On 22/12/2013 by Site Default

Action star Jackie Chan has claimed he’s never heard of artist Ai Weiwei, which is, needless to say, a pretty ridiculous claim for many reasons. Both Ai and Chan are world-famous Chinese figures of almost the same age, and Ai is one of the world’s most well-known Chinese contemporary artists. In addition, the two happen to have something directly in common: they have both produced creative projects focusing on a highly symbolic set of 12 antique bronze zodiac heads that have become a hotbed of controversy over the past decade.

However, their common interest in the bronzes is where their similarities end, because their views on the subject couldn’t be more different.
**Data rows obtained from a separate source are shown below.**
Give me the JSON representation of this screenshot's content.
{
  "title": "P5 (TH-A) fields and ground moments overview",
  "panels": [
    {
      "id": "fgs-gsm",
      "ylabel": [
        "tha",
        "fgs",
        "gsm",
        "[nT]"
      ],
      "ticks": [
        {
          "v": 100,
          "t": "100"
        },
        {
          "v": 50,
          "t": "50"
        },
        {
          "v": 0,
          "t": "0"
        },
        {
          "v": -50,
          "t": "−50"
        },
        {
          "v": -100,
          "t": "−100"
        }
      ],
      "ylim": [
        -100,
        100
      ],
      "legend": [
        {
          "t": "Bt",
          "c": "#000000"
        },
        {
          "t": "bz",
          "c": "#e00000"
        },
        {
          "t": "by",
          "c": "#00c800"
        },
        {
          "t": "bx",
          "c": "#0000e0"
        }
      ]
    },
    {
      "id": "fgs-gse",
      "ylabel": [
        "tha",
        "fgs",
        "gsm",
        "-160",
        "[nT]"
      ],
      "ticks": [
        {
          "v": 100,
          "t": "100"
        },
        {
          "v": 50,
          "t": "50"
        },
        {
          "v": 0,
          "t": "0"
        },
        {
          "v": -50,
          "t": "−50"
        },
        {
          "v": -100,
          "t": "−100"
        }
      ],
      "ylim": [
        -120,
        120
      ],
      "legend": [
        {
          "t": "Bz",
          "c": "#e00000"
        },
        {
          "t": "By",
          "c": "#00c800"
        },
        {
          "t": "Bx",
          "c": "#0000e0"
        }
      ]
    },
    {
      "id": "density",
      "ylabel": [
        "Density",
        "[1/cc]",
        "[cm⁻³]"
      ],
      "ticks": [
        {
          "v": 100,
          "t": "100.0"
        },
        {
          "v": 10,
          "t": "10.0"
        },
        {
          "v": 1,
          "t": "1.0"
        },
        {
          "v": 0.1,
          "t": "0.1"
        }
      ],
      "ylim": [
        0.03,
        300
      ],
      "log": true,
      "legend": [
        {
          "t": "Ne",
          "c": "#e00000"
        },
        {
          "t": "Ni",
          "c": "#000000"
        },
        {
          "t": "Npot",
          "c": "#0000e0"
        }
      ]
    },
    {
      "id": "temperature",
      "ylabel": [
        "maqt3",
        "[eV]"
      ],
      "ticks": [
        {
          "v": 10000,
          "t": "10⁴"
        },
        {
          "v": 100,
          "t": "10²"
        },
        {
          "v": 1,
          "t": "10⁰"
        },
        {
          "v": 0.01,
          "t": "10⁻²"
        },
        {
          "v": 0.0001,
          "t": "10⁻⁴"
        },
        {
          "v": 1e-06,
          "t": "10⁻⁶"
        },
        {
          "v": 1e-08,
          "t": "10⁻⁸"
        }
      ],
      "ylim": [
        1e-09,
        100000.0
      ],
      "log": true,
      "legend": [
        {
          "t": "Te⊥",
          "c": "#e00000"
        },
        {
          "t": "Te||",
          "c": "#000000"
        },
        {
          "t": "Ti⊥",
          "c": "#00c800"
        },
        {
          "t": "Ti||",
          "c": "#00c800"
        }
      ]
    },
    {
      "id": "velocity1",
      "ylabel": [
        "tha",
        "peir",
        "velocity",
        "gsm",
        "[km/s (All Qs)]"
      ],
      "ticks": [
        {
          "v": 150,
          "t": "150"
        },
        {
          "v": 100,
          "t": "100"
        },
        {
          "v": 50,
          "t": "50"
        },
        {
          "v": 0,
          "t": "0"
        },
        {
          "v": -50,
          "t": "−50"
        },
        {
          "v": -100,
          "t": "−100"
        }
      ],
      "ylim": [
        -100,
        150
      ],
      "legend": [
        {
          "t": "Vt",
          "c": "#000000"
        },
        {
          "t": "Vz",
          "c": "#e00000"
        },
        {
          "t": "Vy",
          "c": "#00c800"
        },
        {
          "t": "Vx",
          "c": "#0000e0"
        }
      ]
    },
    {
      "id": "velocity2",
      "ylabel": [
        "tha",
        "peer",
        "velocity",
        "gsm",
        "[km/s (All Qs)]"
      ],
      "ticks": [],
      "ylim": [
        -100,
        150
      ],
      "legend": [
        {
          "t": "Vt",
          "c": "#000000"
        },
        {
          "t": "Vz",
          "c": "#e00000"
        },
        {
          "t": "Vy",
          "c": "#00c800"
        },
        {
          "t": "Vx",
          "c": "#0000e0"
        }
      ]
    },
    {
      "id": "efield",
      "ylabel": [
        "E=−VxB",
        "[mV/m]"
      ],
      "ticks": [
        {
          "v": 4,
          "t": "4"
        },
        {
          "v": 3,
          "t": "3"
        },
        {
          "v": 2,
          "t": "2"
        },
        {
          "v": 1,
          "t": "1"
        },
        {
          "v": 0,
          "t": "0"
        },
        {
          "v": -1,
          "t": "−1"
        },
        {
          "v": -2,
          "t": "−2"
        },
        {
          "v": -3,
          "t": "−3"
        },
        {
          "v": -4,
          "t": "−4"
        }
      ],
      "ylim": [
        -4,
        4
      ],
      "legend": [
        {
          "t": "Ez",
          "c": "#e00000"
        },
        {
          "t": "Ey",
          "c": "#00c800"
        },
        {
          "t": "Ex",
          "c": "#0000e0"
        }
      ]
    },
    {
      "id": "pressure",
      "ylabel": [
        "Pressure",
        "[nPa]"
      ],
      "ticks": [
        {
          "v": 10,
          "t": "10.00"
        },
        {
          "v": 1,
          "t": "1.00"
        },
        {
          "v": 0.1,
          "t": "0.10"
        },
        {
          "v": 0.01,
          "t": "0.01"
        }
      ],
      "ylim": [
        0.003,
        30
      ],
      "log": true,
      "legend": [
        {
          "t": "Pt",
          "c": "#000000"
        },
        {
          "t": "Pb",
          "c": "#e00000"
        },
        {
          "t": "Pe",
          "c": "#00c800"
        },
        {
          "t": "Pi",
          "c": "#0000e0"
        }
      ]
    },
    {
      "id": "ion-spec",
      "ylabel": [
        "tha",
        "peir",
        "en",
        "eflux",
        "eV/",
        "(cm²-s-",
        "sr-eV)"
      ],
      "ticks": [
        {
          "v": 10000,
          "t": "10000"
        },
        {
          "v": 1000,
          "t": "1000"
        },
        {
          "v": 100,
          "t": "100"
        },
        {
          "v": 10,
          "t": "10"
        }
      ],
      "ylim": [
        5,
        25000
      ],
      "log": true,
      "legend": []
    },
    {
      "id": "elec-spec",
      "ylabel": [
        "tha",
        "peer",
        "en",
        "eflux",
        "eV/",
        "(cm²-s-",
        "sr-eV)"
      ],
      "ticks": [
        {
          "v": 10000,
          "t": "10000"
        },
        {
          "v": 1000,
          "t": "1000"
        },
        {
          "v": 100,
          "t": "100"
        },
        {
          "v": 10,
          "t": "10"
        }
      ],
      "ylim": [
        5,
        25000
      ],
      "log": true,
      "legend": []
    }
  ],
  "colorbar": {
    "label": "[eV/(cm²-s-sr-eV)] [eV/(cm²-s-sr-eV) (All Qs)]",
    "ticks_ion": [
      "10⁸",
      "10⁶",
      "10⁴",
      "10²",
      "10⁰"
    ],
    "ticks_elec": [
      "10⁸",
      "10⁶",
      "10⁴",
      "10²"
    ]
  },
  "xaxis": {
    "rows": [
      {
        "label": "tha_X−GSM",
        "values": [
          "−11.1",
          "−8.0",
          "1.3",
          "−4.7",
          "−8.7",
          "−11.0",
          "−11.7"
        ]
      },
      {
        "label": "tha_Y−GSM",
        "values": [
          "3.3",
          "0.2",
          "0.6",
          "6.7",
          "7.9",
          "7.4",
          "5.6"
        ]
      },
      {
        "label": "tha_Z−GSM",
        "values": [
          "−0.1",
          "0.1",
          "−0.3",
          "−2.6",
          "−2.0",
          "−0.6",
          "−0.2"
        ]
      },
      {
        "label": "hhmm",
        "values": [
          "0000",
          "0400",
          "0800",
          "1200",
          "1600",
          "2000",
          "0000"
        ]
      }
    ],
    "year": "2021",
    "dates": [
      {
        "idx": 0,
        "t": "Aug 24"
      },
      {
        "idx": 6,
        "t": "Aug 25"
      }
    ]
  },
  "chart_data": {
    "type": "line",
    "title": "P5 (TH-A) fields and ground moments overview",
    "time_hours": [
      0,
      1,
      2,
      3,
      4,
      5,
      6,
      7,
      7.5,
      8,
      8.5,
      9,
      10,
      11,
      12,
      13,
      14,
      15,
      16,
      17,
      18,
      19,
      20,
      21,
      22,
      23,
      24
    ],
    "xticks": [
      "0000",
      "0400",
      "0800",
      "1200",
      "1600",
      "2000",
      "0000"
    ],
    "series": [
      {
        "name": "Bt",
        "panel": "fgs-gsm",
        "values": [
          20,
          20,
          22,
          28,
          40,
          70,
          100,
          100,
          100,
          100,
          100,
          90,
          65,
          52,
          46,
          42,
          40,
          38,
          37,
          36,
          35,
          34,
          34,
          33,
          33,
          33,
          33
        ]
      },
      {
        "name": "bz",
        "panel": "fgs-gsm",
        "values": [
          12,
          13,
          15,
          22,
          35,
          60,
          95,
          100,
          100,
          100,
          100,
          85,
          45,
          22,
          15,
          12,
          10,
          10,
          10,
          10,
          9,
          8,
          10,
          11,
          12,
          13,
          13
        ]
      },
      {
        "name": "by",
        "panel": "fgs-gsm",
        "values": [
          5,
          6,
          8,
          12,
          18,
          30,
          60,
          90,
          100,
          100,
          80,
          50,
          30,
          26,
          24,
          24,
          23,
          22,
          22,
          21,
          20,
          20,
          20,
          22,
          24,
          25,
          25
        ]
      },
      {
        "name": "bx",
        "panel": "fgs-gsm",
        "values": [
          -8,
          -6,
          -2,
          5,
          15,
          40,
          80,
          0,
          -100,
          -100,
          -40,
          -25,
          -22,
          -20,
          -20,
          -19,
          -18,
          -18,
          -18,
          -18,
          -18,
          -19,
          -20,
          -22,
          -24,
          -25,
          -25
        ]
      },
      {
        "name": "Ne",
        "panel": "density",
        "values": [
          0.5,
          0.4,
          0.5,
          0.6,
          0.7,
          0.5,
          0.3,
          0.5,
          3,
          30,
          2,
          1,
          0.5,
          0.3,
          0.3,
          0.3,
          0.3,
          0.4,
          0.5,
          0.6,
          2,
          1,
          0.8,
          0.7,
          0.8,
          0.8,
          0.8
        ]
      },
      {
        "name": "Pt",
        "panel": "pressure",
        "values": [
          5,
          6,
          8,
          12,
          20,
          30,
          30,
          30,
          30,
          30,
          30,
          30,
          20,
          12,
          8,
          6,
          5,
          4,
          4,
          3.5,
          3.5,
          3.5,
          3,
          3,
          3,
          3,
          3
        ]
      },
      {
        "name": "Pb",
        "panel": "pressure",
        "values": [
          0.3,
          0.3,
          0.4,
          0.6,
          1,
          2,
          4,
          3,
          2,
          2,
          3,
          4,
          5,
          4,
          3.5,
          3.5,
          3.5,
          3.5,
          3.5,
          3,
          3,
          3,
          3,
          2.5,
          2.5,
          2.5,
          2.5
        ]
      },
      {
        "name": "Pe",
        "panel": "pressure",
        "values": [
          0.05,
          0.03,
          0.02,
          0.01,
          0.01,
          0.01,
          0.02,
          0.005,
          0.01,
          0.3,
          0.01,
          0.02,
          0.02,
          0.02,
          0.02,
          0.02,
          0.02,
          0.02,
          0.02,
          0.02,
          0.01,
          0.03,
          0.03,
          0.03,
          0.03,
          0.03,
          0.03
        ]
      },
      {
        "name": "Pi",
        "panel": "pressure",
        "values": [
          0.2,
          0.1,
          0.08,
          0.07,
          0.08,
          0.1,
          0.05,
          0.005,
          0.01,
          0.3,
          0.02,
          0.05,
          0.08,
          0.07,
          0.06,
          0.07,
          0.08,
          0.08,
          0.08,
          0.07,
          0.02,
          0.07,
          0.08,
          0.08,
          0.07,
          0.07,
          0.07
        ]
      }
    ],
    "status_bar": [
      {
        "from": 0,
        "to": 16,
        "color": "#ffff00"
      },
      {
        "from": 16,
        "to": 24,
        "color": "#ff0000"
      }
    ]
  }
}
Recently, Universal Pictures announced that it will be acquiring the rights in many non-Asian countries to Chinese Zodiac, Chan’s two-hour ode to reclaiming national heritage through martial arts. This sale was made despite the fact that the film opened in Dalian Wanda-owned AMC theaters in the United States to mixed reviews last month. In the film, he plays a mercenary treasure hunter on a mission to track down the heads, which, in real life, were looted from the Qing dynasty Summer Palace in 1860 by Western invaders and are scattered throughout the world in both secret and known locations. Because of their tumultuous history, the Chinese government has worked hard to promote the sentiment that the heads are national treasures that do not rightfully belong outside the country, and Chan’s film emphatically supports this narrative. However, the film has not impressed American audiences, as it was described by reviewers as “an uneven ride that is repeatedly stalled by grandstanding anti-colonial screeds” and a “sad reminder of what Jackie Chan used to be.”

Meanwhile, a very different interpretation of the heads by Ai is going on display in the United States this week: a set of 12 sculptures inspired by the famous looted bronzes will be the focal point of an Ai Weiwei retrospective beginning at the Pérez Art Museum Miami (PAMM) on December 3 in time for Art Basel Miami, which kicks off on December 5. The bronzes were previously on display at the Art Gallery of Ontario from June until September, and a similar, smaller set by Ai also recently went on exhibition at the Crow Collection of Asian Art, a museum in Dallas, where it will be available for viewing until March 2, 2014.